Pubblicato il 3 Aprile 2010 - 11:17 OLTRE 6 MESI FA

Giuseppe Uva

Nuova svolta nelle indagini sul caso di Giuseppe Uva, l’uomo trattenuto in caserma a Varese tra il 13 e il 14 giugno 2008 e morto inspiegabilmente la stessa notte all’ospedale di Circolo, pieno di lividi e macchie rossastre. Girano alcune intercettazioni, riportate sul sito di “La Repubblica”, in cui si sentono due carabinieri che scherzano al telefono e commentano i fatti di quella notte e descrivono Uva come un ragazzo “debole” che “fisicamente si può tenere”. Insomma uno che non è difficile da “tenere a bada”. La telefonata sembra quindi smentire la ricostruzione dei carabinieri che hanno sempre parlato di “atti di autolesionismo” per giustificare le ferite di Uva.

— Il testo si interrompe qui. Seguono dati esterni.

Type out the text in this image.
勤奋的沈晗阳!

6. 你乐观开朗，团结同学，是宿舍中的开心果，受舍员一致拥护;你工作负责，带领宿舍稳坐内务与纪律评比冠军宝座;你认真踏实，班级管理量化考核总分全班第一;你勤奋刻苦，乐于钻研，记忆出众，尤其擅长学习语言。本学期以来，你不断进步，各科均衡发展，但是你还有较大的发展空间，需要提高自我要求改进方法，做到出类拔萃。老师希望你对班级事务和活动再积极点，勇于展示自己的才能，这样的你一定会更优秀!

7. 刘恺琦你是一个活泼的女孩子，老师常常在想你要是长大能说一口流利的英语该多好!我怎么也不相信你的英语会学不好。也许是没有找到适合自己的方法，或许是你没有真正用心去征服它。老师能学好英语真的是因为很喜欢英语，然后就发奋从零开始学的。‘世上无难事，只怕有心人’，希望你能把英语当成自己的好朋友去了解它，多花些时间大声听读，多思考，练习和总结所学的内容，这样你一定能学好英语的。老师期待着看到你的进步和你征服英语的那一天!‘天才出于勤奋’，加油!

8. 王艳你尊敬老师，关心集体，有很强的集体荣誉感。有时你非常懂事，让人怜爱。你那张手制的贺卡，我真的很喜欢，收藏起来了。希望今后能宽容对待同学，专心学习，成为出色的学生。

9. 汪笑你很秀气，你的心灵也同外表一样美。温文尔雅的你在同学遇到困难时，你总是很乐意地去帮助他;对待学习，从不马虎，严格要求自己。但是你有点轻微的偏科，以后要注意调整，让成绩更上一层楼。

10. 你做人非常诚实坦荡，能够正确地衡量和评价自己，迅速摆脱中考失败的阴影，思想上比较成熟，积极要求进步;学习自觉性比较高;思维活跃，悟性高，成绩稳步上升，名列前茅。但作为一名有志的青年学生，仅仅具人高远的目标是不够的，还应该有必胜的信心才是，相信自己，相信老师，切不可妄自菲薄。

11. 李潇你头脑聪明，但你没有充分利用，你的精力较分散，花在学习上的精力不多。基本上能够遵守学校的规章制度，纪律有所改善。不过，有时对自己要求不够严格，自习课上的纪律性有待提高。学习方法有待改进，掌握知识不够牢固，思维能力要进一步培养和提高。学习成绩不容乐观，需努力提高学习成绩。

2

La registrazione è contenuta nel fascicolo del procedimento perché la procura aveva acquisito agli atti le registrazione di 112, 113 e 118. È così che spunta la telefonata che l’amico di Uva, Alberto Biggiogero, fa al 118. Seduto su una panca nella caserma di via Saffi, vede “il via vai di carabinieri e poliziotti”. Sente “le urla di Giuseppe che echeggiano per la caserma e i colpi dal rumore sordo”. Chiama il 118. “Stanno massacrando un ragazzo”, dice all’operatore che chiama in caserma e chiede se deve mandare un’autoambulanza. “No, no sono due ubriachi – rispondono – ora gli togliamo i cellulari”. Alberto mette a verbale di aver “udito le urla incessanti di Giuseppe per circa un’ora e mezzo ancora”.

“La telefonata tra i militari – dice l’avvocato degli Uva Fabio Anselmo – mina alla base la versione data dalle forze dell’ordine, che sostengono che Uva si sia procurato le ferite da solo”.